Brett Favre, rough and tumble quarterback of the Green Bay Packers and New York Jets and spokesman for classy Wrangler Jeans, is having his manhood questioned in some corners.
It seems as if Brett Favre is not only the all time NFL leader in touchdowns and interceptions, he is also the proud leader in hugs and piggyback rides (among other things), often carrying, against their will, some of his lighter (read: firmer) teammates on his back as well as having gleefully hopped on the backs of his warm, lovable linemen a total of 245 times as of the end of the 2008 season. There’s reportedly also archived footage of him attempting a reach around (while on the back of Frank “Poppy” Winter) and then realizing at the last moment that he was actually on the football field and not his hotel room.

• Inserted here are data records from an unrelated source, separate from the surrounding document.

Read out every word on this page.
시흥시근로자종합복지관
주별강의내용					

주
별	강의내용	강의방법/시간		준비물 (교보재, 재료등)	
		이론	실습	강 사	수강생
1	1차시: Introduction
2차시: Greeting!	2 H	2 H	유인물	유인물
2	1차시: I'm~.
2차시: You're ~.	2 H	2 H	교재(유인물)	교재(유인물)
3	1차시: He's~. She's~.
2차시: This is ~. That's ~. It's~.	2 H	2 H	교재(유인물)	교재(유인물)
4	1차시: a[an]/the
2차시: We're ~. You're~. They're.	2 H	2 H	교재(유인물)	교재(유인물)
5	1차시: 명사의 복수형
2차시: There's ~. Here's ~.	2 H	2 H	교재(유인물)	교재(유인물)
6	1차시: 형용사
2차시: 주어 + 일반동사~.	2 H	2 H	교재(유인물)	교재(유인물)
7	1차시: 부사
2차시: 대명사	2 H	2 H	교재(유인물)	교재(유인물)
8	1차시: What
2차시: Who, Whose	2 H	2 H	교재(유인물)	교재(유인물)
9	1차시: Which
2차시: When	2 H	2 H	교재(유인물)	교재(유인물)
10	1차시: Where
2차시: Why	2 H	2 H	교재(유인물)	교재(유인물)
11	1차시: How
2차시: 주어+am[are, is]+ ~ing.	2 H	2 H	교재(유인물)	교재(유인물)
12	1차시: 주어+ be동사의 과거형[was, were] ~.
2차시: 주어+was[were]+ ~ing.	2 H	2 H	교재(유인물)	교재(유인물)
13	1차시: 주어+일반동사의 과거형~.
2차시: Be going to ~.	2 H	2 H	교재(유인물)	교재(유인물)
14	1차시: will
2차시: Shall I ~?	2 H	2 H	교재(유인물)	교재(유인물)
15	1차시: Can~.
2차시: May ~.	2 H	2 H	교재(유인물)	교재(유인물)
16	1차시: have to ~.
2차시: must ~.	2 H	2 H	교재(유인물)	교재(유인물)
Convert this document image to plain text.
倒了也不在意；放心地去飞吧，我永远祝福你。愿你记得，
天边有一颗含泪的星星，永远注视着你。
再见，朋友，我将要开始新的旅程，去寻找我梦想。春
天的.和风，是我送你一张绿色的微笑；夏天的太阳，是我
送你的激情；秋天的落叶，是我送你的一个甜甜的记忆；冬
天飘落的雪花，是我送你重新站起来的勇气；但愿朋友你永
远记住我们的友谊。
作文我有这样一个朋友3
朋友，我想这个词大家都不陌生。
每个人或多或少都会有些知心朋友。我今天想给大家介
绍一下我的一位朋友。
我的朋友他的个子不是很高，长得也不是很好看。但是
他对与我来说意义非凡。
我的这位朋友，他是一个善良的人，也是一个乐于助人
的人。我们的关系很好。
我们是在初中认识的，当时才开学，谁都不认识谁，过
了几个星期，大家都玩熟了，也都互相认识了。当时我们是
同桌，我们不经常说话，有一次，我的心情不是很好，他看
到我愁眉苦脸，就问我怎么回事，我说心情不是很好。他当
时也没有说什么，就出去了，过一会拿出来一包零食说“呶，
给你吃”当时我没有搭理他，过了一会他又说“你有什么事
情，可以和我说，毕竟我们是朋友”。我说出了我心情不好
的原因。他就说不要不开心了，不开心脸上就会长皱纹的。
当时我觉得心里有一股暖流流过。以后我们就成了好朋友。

Roger Goodell, NFL Commissioner and man on a mission to clean up the NFL’s image, has denied the presence of these damning photos as they seemingly tarnish the image of Saint Favre. However, Out magazine is reportedly willing to spend top dollar for these photos.
According to sources within the NFL, Favre, who always had latent homosexual tendencies according to his wife Deanna, found a willing outlet for his man love in the person of Reggie White whom the Packers picked up as a free agent in the early ‘90’s.
Favre and White were roommates in training camp until Reggie White retired from the NFL. Coincidentally, after White retired (and they ostensibly never shared a bed again), Favre began his downward spiral as an effective NFL quarterback. Part of this was due to his addiction to pain killers, which he began taking by the handful to dull the pain of White’s departure. His statistics, never great, though he always had a lot of TD passes, worsened to the point where they were mere pedestrian stats. Long after the point where most quarterbacks would lose their jobs, puzzlingly the Packers kept Favre as a starter. According to Fox News, this was because it was thought that demoting Favre would further damage his already fragile psyche and that he would then, in a fit of rage, come clean to the media and reveal the true nature of the term “cheese head” as well as the numerous Packer bromances and epic circle jerks.
Shortly after White announced his retirement, Favre, who was illiterate, finally learned to read after receiving advice from his therapist. During the 3 years it took Favre to learn to read, his on field performance remained subpar. He attempted bromances with Mark Chmura and Ross Verba, but none could fill the large brown void left behind by White. Finally, after getting through the Dick and Jane series to the point where he did not have to read them haltingly, Favre was handed a gift from his therapist: a book. This would prove to be a gift that kept on giving. The book was Wyoming Stories by Annie Proulx. One story in particular touched Brett Favre: Brokeback Mountain.
In this book Favre found answers to many of his questions. He took refuge in the comfort he received from the realization that he was not the only cowboy who liked other cowboys. He learned the real meaning of cowpoke. He learned how to love a man and be proud of that love. In essence, Favre learned that there was no scratch that couldn’t be itched by the right teammate, and for many years that teammate was Reggie White. But even though there were many, many ‘right teammates’, sometimes there’s a wrong one and the last wrong one was not a teammate, but a coach.
Mike McCarthy, all 350+ lovable, lumpy, soft pounds of him did not rock Favre’s world. For a time Favre, for the first time since they were teenagers, actually showed his wife Deanna some affection, which is testament to how depressed he was during this period of time. McCarthy was forced to take up with some lesser Packers which then shifted the balance of power in the clubhouse.
Sometimes Brett Favre would crack jokes to his teammates. Sometimes these jokes were in borderline retarded broken Creole English; most of the time they were in some kind of lovable gibberish that was endearing to both his teammates and most of the residents of Green Bay, Wisconsin for reasons unknown to most of America. Many times Favre is inadvertently funny. His drug addiction spurred this along. Sometimes when he wasn’t being funny, he just looked funny.
Often on the sidelines his linemen, tongues wagging, would gather in an impromptu circle approximating the private circle jerks they conducted with Favre always offering a complicit smile. Other times they would simply engage in raucous, sweaty tickle fights.
In conclusion, Brett Favre is that most elusive of supermen: both hero and homo.